= 2018 Copa do Brasil Fourth Stage =

The 2018 Copa do Brasil fourth stage was the fourth stage of the 2018 Copa do Brasil football competition. It was played from 4 to 19 April 2018. A total of 10 teams competed in the fourth stage to decide five places in the final stages of the 2018 Copa do Brasil.

==Draw==
The draw for the fourth stage was held on 19 March 2018, 11:00 at CBF headquarters in Rio de Janeiro. The 10 qualified teams were in a single group (CBF ranking shown in parentheses).

| Group |
|---|
| Minas Gerais Atlético Mineiro (5); Paraná Atlético Paranaense (9); Rio Grande do Sul Internacional (10); São Paulo São Paulo (11); São Paulo Ponte Preta (16); Bahia Vitória (18); Goiás Goiás (22); Santa Catarina Avaí (23); Pernambuco Náutico (32); Ceará Ferroviário (no rank); |

==Format==
In the fourth stage, each tie was played on a home-and-away two-legged basis.
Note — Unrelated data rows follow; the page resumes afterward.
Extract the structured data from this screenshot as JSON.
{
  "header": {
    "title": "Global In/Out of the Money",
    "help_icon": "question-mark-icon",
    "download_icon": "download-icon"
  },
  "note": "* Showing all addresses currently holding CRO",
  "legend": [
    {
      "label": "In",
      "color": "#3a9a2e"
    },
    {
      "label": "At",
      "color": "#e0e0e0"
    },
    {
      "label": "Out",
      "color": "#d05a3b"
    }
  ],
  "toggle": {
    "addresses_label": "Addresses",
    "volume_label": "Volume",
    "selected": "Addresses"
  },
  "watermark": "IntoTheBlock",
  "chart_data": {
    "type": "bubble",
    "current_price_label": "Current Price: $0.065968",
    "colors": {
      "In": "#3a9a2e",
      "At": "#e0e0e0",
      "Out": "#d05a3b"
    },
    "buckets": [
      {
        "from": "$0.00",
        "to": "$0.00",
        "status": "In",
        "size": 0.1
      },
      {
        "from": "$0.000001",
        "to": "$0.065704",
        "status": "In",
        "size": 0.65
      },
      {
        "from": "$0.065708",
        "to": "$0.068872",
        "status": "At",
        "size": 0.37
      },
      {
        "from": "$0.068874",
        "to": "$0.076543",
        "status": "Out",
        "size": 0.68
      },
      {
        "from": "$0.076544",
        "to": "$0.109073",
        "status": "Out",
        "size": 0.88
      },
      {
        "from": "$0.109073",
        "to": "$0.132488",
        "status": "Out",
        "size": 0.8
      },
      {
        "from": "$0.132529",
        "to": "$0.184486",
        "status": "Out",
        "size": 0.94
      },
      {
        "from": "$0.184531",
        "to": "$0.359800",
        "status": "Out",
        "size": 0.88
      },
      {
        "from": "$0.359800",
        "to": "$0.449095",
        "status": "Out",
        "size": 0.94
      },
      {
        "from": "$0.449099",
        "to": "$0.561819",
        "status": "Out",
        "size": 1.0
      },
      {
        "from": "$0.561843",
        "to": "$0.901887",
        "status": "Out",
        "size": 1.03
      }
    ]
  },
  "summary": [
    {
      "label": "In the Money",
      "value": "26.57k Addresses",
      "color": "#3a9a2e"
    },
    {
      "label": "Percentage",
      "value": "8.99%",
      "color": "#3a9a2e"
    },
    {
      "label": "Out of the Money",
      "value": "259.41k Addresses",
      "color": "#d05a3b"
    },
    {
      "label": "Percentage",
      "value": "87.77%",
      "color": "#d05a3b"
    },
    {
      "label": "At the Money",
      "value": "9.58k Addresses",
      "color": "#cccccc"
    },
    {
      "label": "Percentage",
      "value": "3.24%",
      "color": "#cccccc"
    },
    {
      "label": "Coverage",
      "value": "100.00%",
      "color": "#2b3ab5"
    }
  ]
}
If tied on aggregate, the away goals rule would not be used, extra time would not be played and the penalty shoot-out would be used to determine the winner.

==Matches==
All times are Brasília time, BRT (UTC−3)

| Team 1 | Agg.Tooltip Aggregate score | Team 2 | 1st leg | 2nd leg |
|---|---|---|---|---|
| Ponte Preta | 3–1 | Náutico | 3–0 | 0–1 |
| Atlético Paranaense | 4–3 | São Paulo | 2–1 | 2–2 |
| Avaí | 2–4 | Goiás | 2–2 | 0–2 |
| Internacional | 2–2 (3–4 p) | Vitória | 2–1 | 0–1 |
| Atlético Mineiro | 6–2 | Ferroviário | 4–0 | 2–2 |

===Match 71===
11 April 2018
Ponte Preta 3-0 Náutico
  Ponte Preta: Orinho 15', Felipe Saraiva 20', Júnior Santos 26'
----
18 April 2018
Náutico 1-0 Ponte Preta
  Náutico: Júnior Timbó 82' (pen.)
Ponte Preta won 3–1 on aggregate and advanced to the round of 16.

===Match 72===
4 April 2018
Atlético Paranaense 2-1 São Paulo
  Atlético Paranaense: Pablo 23', Paulo André 60'
  São Paulo: Tréllez 63'
----
19 April 2018
São Paulo 2-2 Atlético Paranaense
  São Paulo: Valdívia 25', Nenê 34'
  Atlético Paranaense: Guilherme 40' (pen.), Matheus Rossetto 51'
Atlético Paranaense won 4–3 on aggregate and advanced to the round of 16.

===Match 73===
11 April 2018
Avaí 2-2 Goiás
  Avaí: Rômulo 87', Rodrigão
  Goiás: Breno 73', Júnior Viçosa 89'
----
18 April 2018
Goiás 2-0 Avaí
  Goiás: Giovanni 36' (pen.), Carlos Eduardo 81'
Goiás won 4–2 on aggregate and advanced to the round of 16.

===Match 74===
11 April 2018
Internacional 2-1 Vitória
  Internacional: Patrick 18', D'Alessandro
  Vitória: Denílson 42'
----
19 April 2018
Vitória 1-0 Internacional
  Vitória: Neílton 80' (pen.)
Tied 2–2 on aggregate, Vitória won on penalties and advanced to the round of 16.

===Match 75===
4 April 2018
Atlético Mineiro 4-0 Ferroviário
  Atlético Mineiro: Ricardo Oliveira 1', Otero 28', 39', Erik Lima 49'
----
18 April 2018
Ferroviário 2-2 Atlético Mineiro
  Ferroviário: Esquerdinha 24', Mazinho 37'
  Atlético Mineiro: Róger Guedes 51', Gustavo Blanco 73'
Atlético Mineiro won 6–2 on aggregate and advanced to the round of 16.